Force est de constater que le nombre de familles ayant besoin de ce coup de pouce continue de grimper. L’an dernier, 742 sacs avaient été remis, incluant à ceux initialement sur une liste et qui ont pu en bénéficier plus tard.
L’événement Opération Sac à Dos réunit de nombreux partenaires dont le Regroupement Partage – qui fournit la majorité du matériel scolaire –, Vision Interculturelle, Le Partage Saint-François-de-Sales, la Maison la Virevole, le Trait d’Union et Entraide chez nous.
«Le but est de faire connaître différents organismes, pour les familles qui auraient différents besoins», soutient Mme Lamothe. Le tout dans une ambiance festive, pour accueillir ces familles dans la dignité.
Cela fait plusieurs années que la Croisée distribue des sacs à dos à la rentrée, mais l’événement a pris davantage d’ampleur au cours des quatre dernières années. «Le besoin est immense», constate Caroline Lamothe.
Si Regroupement Partage fournit la majorité du matériel scolaire, la Croisée se fait un devoir de combler au mieux les manques. La valeur des sacs varie de 150 à 200$.
«On essaie de fournir les articles les plus dispendieux, comme les cartables, la calculatrice, illustre la directrice. C’est le matériel de base, et les parents complètent ensuite s’il y a des besoins spécifiques selon les écoles.»
Ne plus avoir le choix
«Ça s’est rempli extrêmement rapidement. On a dû refuser des demandes, reconnait Jérémie Olivier, porte-parole d’Action Nouvelle Vie.

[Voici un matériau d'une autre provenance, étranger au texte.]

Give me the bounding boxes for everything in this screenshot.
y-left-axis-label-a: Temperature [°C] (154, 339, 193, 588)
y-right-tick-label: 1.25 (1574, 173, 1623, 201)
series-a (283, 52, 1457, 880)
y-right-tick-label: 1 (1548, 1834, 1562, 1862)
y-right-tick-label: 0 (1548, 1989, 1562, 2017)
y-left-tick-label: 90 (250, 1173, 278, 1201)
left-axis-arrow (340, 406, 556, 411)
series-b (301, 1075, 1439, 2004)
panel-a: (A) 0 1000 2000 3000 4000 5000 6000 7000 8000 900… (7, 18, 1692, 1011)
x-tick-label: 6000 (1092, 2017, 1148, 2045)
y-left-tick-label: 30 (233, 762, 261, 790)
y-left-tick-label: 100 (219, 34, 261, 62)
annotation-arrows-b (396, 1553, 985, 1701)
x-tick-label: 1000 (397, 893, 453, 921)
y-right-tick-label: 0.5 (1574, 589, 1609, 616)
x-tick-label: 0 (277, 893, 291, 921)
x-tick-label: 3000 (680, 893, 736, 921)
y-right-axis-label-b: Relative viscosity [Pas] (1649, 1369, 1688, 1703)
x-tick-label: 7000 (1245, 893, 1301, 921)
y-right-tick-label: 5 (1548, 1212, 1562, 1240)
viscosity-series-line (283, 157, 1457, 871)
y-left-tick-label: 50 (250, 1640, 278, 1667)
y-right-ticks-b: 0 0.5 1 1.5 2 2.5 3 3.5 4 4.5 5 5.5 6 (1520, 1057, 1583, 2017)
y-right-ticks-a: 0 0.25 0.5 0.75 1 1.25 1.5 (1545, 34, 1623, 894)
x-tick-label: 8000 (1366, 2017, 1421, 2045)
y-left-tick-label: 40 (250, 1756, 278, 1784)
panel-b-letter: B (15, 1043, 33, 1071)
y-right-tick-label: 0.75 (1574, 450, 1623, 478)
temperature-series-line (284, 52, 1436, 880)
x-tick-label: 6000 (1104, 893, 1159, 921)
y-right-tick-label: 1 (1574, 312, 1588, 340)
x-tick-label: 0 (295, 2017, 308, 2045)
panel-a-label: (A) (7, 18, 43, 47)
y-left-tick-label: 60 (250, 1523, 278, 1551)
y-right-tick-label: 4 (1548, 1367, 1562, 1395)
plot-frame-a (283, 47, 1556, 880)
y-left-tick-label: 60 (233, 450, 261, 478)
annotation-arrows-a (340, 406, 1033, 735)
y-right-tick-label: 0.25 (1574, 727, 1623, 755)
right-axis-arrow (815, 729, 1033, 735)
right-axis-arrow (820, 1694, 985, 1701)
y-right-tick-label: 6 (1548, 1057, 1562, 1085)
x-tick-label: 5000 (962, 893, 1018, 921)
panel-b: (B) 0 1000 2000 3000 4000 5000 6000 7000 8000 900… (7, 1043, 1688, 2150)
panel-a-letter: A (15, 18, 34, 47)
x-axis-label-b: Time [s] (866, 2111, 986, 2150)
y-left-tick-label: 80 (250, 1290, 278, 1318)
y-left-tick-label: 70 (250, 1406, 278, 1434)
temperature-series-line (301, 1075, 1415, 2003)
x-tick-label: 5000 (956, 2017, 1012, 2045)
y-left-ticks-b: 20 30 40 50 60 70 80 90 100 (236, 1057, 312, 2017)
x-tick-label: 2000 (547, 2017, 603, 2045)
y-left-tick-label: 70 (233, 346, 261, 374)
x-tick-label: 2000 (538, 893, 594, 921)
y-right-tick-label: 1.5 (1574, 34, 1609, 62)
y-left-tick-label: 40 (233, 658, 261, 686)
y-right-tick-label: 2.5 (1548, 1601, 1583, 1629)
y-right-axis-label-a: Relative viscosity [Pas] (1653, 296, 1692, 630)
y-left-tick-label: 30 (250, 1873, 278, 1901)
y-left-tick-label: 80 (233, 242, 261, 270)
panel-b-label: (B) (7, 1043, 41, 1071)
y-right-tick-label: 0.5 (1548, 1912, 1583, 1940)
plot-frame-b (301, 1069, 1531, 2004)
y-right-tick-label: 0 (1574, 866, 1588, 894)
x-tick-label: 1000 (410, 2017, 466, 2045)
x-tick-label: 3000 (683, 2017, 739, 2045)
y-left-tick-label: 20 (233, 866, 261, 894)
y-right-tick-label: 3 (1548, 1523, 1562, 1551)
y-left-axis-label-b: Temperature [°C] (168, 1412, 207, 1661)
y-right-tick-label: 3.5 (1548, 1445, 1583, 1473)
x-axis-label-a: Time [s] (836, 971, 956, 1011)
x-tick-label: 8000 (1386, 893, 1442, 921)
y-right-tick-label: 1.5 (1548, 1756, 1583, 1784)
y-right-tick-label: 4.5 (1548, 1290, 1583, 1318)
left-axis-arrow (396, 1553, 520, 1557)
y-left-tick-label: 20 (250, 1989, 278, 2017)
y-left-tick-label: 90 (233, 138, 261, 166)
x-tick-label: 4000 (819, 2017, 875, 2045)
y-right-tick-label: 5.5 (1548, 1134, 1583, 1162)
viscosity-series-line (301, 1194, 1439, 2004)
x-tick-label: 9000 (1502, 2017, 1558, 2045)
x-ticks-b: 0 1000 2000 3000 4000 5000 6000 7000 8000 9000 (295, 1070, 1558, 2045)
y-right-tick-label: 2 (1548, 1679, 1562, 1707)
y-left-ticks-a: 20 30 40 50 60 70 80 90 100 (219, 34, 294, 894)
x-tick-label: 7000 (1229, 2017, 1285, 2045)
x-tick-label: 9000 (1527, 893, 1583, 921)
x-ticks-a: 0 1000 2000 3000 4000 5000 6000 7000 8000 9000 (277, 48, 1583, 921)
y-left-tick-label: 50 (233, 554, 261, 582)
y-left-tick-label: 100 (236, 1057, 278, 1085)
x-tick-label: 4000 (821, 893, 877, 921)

En plus de soutenir la population de Longueuil, l’organisation a étendu son territoire, notamment à Drummondville, de sorte que 5000 sacs à dos seront distribués.
À Longueuil, chacun d’eux contient les articles scolaires de base, de même qu’une paire de souliers pour les élèves du primaire, et un vêtement neuf pour les élèves du secondaire. Chaque enfant reçoit aussi un cadeau emballé.
«Nous observons plus de demandes à tous nos services, indique M. Olivier. Il y a une frange de la classe moyenne qui est en train de basculer.»

Ce qui se dessinait déjà depuis quelques années se confirme : le visage de ceux recourant à leurs services change. «On aide des gens en emploi, qui ont un revenu depuis plusieurs années, mais qui n’ont plus le choix de demander de l’aide.»
Cette hausse de la demande exerce inévitablement une pression sur Action Nouvelle Vie, qui veut continuer d’offrir le même service. «Il faut solliciter davantage [en matière de financement]», affirme M. Olivier.
D’autant plus que, comme les parents actuellement pris dans les emplettes de la rentrée, les organismes subissent aussi le coût élevé des fournitures scolaires. Acheter au volume facilite quelque peu la tâche.

Cette semaine et dans les prochains jours, la Fondation Entraide Brossard fournira quant à elle 80 sacs à dos. Si le nombre est plus modeste, l’aide est tout aussi précieuse. «Même si plus de gens nous sollicitent, on est encore capable de répondre à la demande», mentionne le président Raymond Carignan.
«Nous n’avons pas d’entrepôt, alors on ne peut pas accumuler de fournitures scolaires. Mais on fait affaire avec différents fournisseurs. Et on attend toujours le bon moment pour avoir le meilleur prix», relève-t-il.